We will see the other types Proxy Pattern.

  • Remote proxy: These proxies are responsible for calling a method running on a different machine. Example: Calling a method on a local object (on the proxy) makes a RMI (Remote Method Invocation) on a remote object running on a different machine.
  • Protection Proxy: They provide access controls to the subject. Example: When a client calls a method, the protection proxy consults some access control rules. It then determines if the client is allowed to call that method or not.
  • Synchronization Proxy: Provides synchronized access to a subject from multiple threads. Example: This is what we get when we call Collections.synchronizedXXX methods like synchronizedMap and synchronizedList on the Collections class. The returned map and list are backed up by the original map and list we provide and it ensures the access via the returned proxy is thread safe.
  • Copy-On-Write proxy: These proxies defers copying of an object until it is required by a client.

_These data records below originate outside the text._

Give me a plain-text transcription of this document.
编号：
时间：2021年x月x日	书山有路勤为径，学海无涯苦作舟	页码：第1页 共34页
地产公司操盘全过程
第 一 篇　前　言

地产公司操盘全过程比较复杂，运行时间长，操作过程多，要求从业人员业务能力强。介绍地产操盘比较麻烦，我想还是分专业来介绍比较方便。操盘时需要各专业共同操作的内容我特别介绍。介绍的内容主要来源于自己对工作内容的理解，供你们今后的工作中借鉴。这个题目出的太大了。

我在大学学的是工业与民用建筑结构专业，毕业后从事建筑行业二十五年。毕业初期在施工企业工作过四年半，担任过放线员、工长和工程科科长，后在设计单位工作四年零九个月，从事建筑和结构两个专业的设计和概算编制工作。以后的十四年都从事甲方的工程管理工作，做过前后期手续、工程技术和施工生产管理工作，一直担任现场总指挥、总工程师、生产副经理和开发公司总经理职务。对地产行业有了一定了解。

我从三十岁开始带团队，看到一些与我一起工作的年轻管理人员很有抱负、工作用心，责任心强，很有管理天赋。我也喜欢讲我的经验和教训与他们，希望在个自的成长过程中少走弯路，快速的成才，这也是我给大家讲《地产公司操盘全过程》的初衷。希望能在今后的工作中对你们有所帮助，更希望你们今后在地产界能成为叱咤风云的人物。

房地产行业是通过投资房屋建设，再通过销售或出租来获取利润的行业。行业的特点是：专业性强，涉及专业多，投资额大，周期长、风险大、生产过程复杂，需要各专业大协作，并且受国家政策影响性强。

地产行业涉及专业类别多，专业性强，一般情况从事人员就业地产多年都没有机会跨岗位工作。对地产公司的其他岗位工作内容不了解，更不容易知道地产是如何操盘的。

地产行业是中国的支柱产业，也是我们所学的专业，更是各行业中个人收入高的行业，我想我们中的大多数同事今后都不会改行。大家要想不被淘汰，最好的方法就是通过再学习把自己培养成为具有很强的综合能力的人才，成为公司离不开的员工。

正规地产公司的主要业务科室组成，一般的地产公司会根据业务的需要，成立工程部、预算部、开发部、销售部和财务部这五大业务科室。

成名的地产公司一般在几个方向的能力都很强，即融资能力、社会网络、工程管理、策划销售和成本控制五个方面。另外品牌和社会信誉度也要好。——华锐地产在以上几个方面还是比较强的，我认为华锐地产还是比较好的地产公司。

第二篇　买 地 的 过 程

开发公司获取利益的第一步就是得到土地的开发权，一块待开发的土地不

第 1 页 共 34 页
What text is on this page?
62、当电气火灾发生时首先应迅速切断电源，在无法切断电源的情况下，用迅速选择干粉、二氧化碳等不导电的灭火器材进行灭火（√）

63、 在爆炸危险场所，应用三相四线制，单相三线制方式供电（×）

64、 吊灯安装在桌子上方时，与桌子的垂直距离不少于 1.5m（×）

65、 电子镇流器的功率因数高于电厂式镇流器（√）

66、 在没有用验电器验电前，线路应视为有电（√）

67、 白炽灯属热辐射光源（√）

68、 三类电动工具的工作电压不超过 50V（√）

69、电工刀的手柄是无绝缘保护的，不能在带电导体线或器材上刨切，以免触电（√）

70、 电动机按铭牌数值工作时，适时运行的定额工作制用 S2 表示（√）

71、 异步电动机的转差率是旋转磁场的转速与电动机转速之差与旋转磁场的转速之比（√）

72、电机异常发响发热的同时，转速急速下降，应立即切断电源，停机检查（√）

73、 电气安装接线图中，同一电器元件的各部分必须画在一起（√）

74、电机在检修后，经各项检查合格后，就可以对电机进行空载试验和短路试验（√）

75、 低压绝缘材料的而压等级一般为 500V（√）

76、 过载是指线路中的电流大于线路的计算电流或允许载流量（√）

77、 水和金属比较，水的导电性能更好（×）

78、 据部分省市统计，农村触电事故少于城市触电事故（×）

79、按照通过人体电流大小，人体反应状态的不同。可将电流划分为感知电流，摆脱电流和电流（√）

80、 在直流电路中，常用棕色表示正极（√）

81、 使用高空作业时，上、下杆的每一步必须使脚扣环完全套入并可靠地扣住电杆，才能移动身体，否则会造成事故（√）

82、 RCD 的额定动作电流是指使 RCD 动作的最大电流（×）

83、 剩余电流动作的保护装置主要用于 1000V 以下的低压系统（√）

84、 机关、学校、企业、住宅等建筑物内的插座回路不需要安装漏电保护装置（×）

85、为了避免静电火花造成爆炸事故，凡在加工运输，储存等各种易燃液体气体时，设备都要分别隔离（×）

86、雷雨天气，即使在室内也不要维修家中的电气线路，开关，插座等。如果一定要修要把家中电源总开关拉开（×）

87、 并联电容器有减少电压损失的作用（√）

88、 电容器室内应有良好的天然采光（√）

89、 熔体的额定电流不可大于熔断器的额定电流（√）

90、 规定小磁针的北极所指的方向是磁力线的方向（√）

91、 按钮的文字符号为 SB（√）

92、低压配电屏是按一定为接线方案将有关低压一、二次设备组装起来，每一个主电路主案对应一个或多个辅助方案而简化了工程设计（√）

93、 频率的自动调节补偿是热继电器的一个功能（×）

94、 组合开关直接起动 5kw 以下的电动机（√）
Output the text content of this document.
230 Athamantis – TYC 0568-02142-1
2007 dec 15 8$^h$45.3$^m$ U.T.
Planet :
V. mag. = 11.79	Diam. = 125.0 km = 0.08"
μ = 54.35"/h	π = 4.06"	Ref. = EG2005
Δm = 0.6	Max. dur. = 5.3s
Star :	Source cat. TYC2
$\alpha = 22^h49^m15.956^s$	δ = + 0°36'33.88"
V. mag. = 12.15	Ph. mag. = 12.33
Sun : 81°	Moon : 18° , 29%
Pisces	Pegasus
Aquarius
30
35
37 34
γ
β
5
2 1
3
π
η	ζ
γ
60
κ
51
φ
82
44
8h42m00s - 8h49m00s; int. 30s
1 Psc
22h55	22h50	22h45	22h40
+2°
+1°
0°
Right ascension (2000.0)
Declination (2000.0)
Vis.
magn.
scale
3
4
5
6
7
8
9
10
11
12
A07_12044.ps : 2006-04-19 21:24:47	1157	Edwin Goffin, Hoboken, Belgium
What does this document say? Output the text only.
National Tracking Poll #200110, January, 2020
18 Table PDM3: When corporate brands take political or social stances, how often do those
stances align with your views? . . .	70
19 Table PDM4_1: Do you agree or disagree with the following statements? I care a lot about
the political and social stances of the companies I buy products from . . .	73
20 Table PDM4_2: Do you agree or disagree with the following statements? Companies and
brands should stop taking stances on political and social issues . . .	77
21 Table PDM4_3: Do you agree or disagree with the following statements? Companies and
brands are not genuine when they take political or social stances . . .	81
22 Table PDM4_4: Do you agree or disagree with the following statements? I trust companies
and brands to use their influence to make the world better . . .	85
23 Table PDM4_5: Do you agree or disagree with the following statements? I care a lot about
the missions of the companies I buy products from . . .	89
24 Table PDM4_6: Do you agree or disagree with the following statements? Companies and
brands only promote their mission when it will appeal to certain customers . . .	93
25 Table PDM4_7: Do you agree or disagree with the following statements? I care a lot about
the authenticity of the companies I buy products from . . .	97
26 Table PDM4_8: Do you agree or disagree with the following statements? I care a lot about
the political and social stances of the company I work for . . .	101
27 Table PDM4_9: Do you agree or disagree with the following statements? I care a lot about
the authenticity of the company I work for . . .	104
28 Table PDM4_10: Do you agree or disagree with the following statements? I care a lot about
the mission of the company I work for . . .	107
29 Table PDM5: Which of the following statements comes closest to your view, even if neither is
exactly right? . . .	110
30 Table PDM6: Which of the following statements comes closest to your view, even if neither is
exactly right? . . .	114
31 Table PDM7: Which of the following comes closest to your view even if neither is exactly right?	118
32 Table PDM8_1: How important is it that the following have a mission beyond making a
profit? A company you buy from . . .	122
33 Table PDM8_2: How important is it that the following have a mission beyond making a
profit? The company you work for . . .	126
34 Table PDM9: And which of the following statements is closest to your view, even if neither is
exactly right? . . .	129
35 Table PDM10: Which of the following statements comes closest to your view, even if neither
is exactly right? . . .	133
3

This is useful in avoiding copying large or complex objects until the copied object is read back.

Conclusion

In this post, we learnt what a Proxy Pattern is and saw a specific type of it, the Caching Proxy Pattern. We also saw the other types of Proxy Pattern. To summarize, we use the Proxy pattern to create a representative or a stand-in object that controls the access to another object, which may be remote, expensive to create or in need of security.

References

  1. Head First Design Patterns: A Brain-Friendly Guide by Eric Freeman and Elisabeth Robson.
  2. Design Patterns: Elements of Reusable Object-Oriented Software by Erich Gamma, Richard Helm, Ralph Johnson, and John Vlissides.